API описано на странице проекта. [2]
Суть простая: отправляем POST‑запрос с файлом — получаем результат.
Например, используем curl:
#!/bin/sh
host='xx.xx.xx.xx'
if [ -f $1 ] ; then
json=`curl --trace logfile -F image=@$1 http://${host}:32168/v1/vision/detection`
echo -n "$1|"
echo $json
fi
Передавая скрипту параметр — графический файл, получим в формате JSON перечень обьектов, обнаруженных на картинке.
Теперь задача посложнее: как в нужный момент получить из видеокамер этот самый графический файл и отправить его для анализа на AI‑сервер.
Тут есть как минимум два разных подхода:
Во‑первых, можно настроить на самих камерах тот самый «детектор движения» с отправкой фотографии на почтовый сервер.
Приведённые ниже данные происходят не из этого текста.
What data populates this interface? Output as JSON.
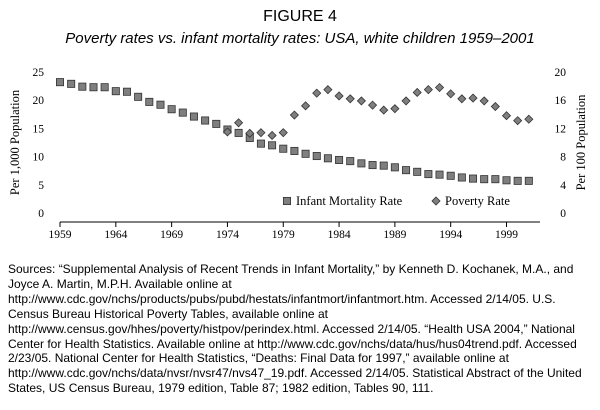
{
  "figure": {
    "label": "FIGURE 4",
    "title": "Poverty rates vs. infant mortality rates: USA, white children 1959–2001",
    "sources": "Sources: “Supplemental Analysis of Recent Trends in Infant Mortality,” by Kenneth D. Kochanek, M.A., and Joyce A. Martin, M.P.H.  Available online at http://www.cdc.gov/nchs/products/pubs/pubd/hestats/infantmort/infantmort.htm. Accessed 2/14/05. U.S. Census Bureau Historical Poverty Tables, available online at http://www.census.gov/hhes/poverty/histpov/perindex.html. Accessed 2/14/05. “Health USA 2004,”  National Center for Health Statistics.  Available online at http://www.cdc.gov/nchs/data/hus/hus04trend.pdf. Accessed 2/23/05. National Center for Health Statistics, “Deaths: Final Data for 1997,” available online at http://www.cdc.gov/nchs/data/nvsr/nvsr47/nvs47_19.pdf. Accessed 2/14/05. Statistical Abstract of the United States, US Census Bureau, 1979 edition, Table 87; 1982 edition, Tables 90, 111."
  },
  "chart_data": {
    "type": "line",
    "title": "Poverty rates vs. infant mortality rates: USA, white children 1959–2001",
    "xlabel": "",
    "ylabel": "Per 1,000 Population",
    "y2label": "Per 100 Population",
    "xlim": [
      1959,
      2002
    ],
    "ylim": [
      0,
      25
    ],
    "y2lim": [
      0,
      20
    ],
    "xticks": [
      1959,
      1964,
      1969,
      1974,
      1979,
      1984,
      1989,
      1994,
      1999
    ],
    "yticks": [
      0,
      5,
      10,
      15,
      20,
      25
    ],
    "y2ticks": [
      0,
      4,
      8,
      12,
      16,
      20
    ],
    "grid": false,
    "legend_position": "bottom-right",
    "series": [
      {
        "name": "Infant Mortality Rate",
        "axis": "left",
        "marker": "square",
        "color": "#7f7f7f",
        "x": [
          1959,
          1960,
          1961,
          1962,
          1963,
          1964,
          1965,
          1966,
          1967,
          1968,
          1969,
          1970,
          1971,
          1972,
          1973,
          1974,
          1975,
          1976,
          1977,
          1978,
          1979,
          1980,
          1981,
          1982,
          1983,
          1984,
          1985,
          1986,
          1987,
          1988,
          1989,
          1990,
          1991,
          1992,
          1993,
          1994,
          1995,
          1996,
          1997,
          1998,
          1999,
          2000,
          2001
        ],
        "y": [
          23.2,
          22.9,
          22.4,
          22.3,
          22.3,
          21.6,
          21.5,
          20.6,
          19.7,
          19.2,
          18.4,
          17.8,
          17.1,
          16.4,
          15.8,
          14.8,
          14.2,
          13.3,
          12.3,
          12.0,
          11.4,
          11.0,
          10.5,
          10.1,
          9.7,
          9.4,
          9.2,
          8.8,
          8.5,
          8.4,
          8.1,
          7.6,
          7.3,
          6.9,
          6.8,
          6.6,
          6.3,
          6.1,
          6.0,
          6.0,
          5.8,
          5.7,
          5.7
        ]
      },
      {
        "name": "Poverty Rate",
        "axis": "right",
        "marker": "diamond",
        "color": "#7f7f7f",
        "x": [
          1974,
          1975,
          1976,
          1977,
          1978,
          1979,
          1980,
          1981,
          1982,
          1983,
          1984,
          1985,
          1986,
          1987,
          1988,
          1989,
          1990,
          1991,
          1992,
          1993,
          1994,
          1995,
          1996,
          1997,
          1998,
          1999,
          2000,
          2001
        ],
        "y": [
          11.5,
          12.8,
          11.3,
          11.4,
          11.0,
          11.4,
          13.9,
          15.2,
          17.0,
          17.5,
          16.6,
          16.2,
          15.9,
          15.3,
          14.6,
          14.8,
          15.9,
          17.1,
          17.5,
          17.8,
          16.9,
          16.2,
          16.3,
          15.9,
          15.1,
          13.8,
          13.1,
          13.3
        ]
      }
    ]
  }
}
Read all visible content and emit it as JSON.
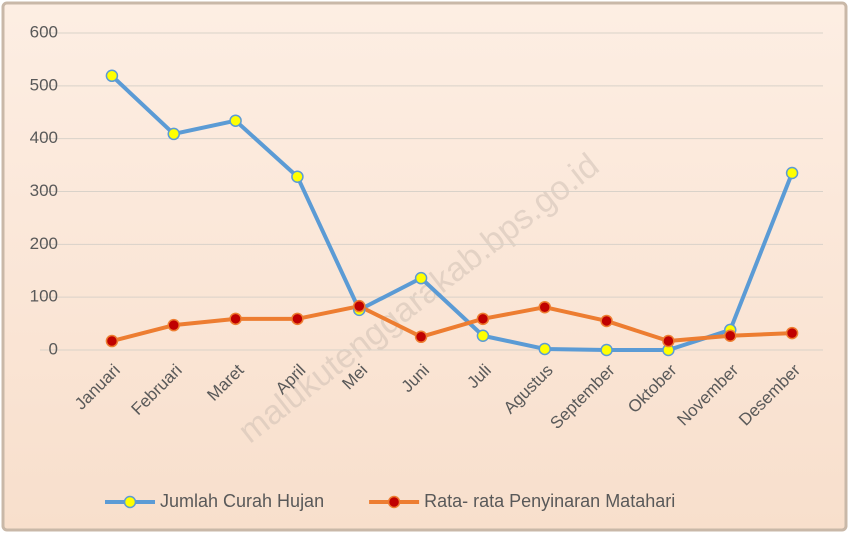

Почтовый сервер, понятное дело, наш собственный, по сути просто скрипт, принимающий фотографию и отправляющий ее на детектор.
Минусы в том, что не все камеры позволяют это настроить, и в том, что разные могут отправлять эту фотографию по‑разному, то есть скрипт нужно адаптировать под разные типы камер или настраивать почти полноценный почтовый сервер, адаптируя скрипт теперь уже к нему и к форматам писем.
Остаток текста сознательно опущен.